The U.S. company said its exploration program in the Bight had failed to compete for capital against other projects in its global portfolio. It follows BP PLC's decision a year ago to halt its own exploration efforts there, saying the project didn't stack up financially.
Nigel Hearne, managing director of Chevron Australia, said the decision to halt exploration was not due to regulatory, community or environmental concerns. "We are confident the Great Australian Bight can be developed safely and responsibly and we will work closely with the interested stakeholders to help realize its potential," he said.
The Bight is seen as one of the most prospective oil frontiers in Australia, possibly rivaling the southeastern Bass Strait, where Royal Dutch Shell PLC and BHP Billiton Ltd. have pumped more than 4 billion barrels of crude and some 8 trillion cubic feet of gas over about 40 years.
Much of the area marked for exploration in the Bight, which stretches about 1,000 miles between the states of South Australia and Western Australia, lies in a marine reserve, home to whales and sea lions. It's a rich fishing ground and lures tourists who come to view great white sharks from diving cages. Yet it is known for extreme weather, and environmental groups have warned of risks to wildlife and the coast in the event of a deep-sea well blowout.
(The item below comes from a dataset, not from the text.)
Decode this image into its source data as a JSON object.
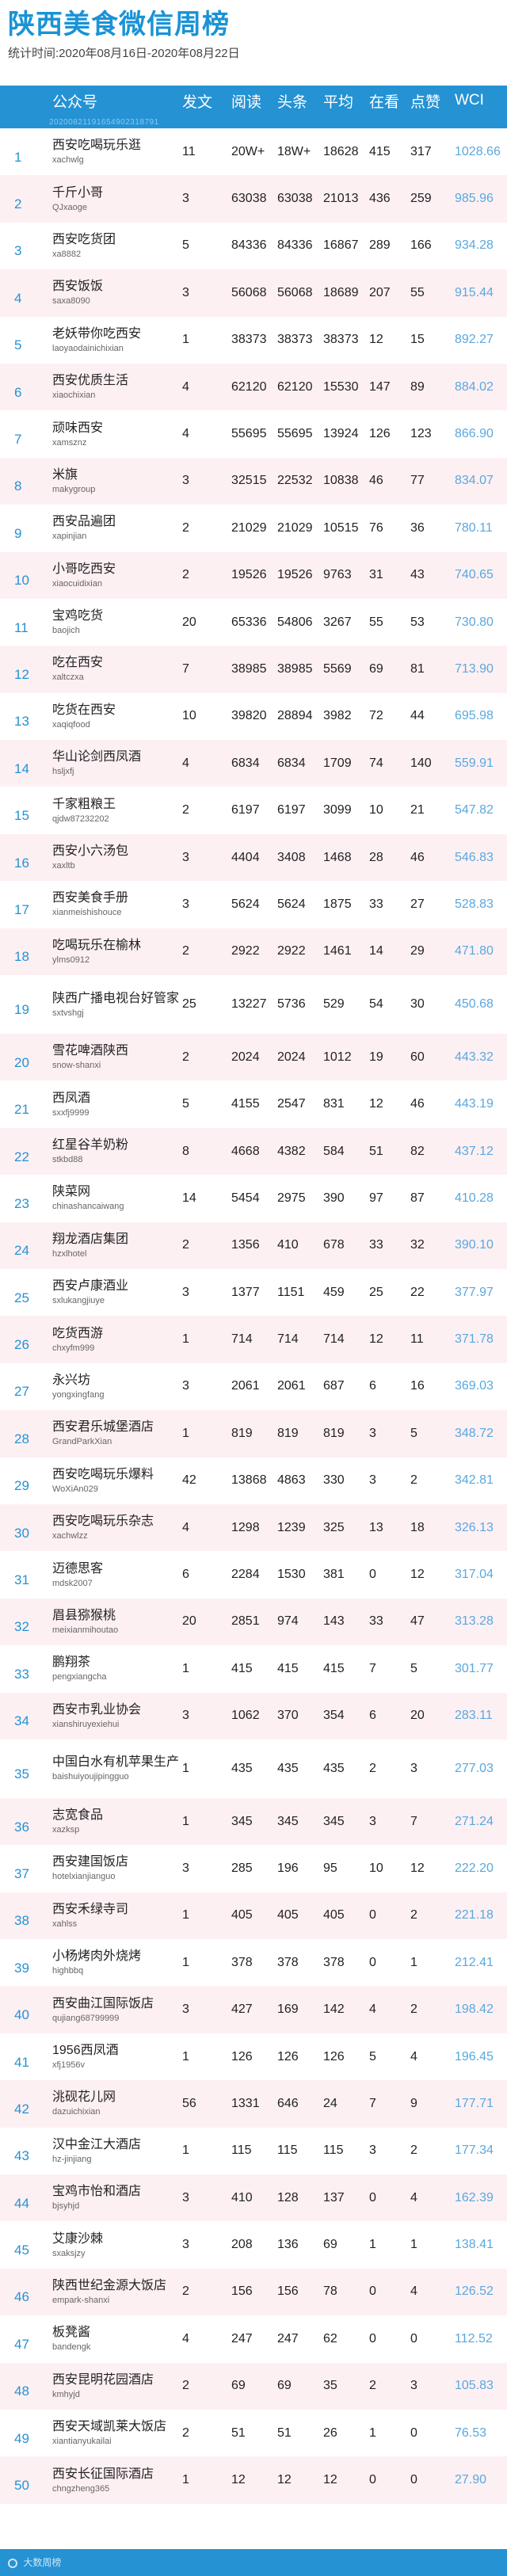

Greenpeace said Chevron's decision was a signal for Norway's state-owned Statoil ASA--the remaining energy major in the Bight, having revived BP's drilling plans in June--to abandon the area. "The coastal communities of southern Australia have dodged another bullet, but the threat of Statoil still looms," Nathaniel Pelle, a campaigner for the environmental group, said Friday.
Like Chevron, BP had stressed its decision to leave the Bight was commercial, despite coming weeks after Australia's oil-and-gas regulator requested more information on how the British oil giant planned to manage environmental risks there.
In late 2013, Chevron bought two exploration licenses in the Bight, covering a total of more than 12,000 square miles. The company said early seismic surveys had been promising and it had planned four exploration wells. In a submission to Canberra this year, Chevron estimated each well could cost 100 million Australian dollars (US$78.2 million), though in Australia only 14% of wells drilled typically lead to production.
Chevron said it remains focused on Western Australia, where it has invested billions of dollars in natural-gas operations. Last week. the company took stakes in three offshore exploration blocks in the Northern Carnarvon Basin, while its Wheatstone project began producing liquefied natural gas this week. It also ramped up LNG output at its Gorgon project on Barrow Island in March.
The Australian Petroleum Production and Exploration Association, an industry lobby group, said Chevron's decision was a reminder that investment in developing Australia's energy resources can't be taken for granted. It estimates onshore and offshore oil-and-gas exploration in the country is at 30-year lows, due to difficult market conditions and rising regulatory costs.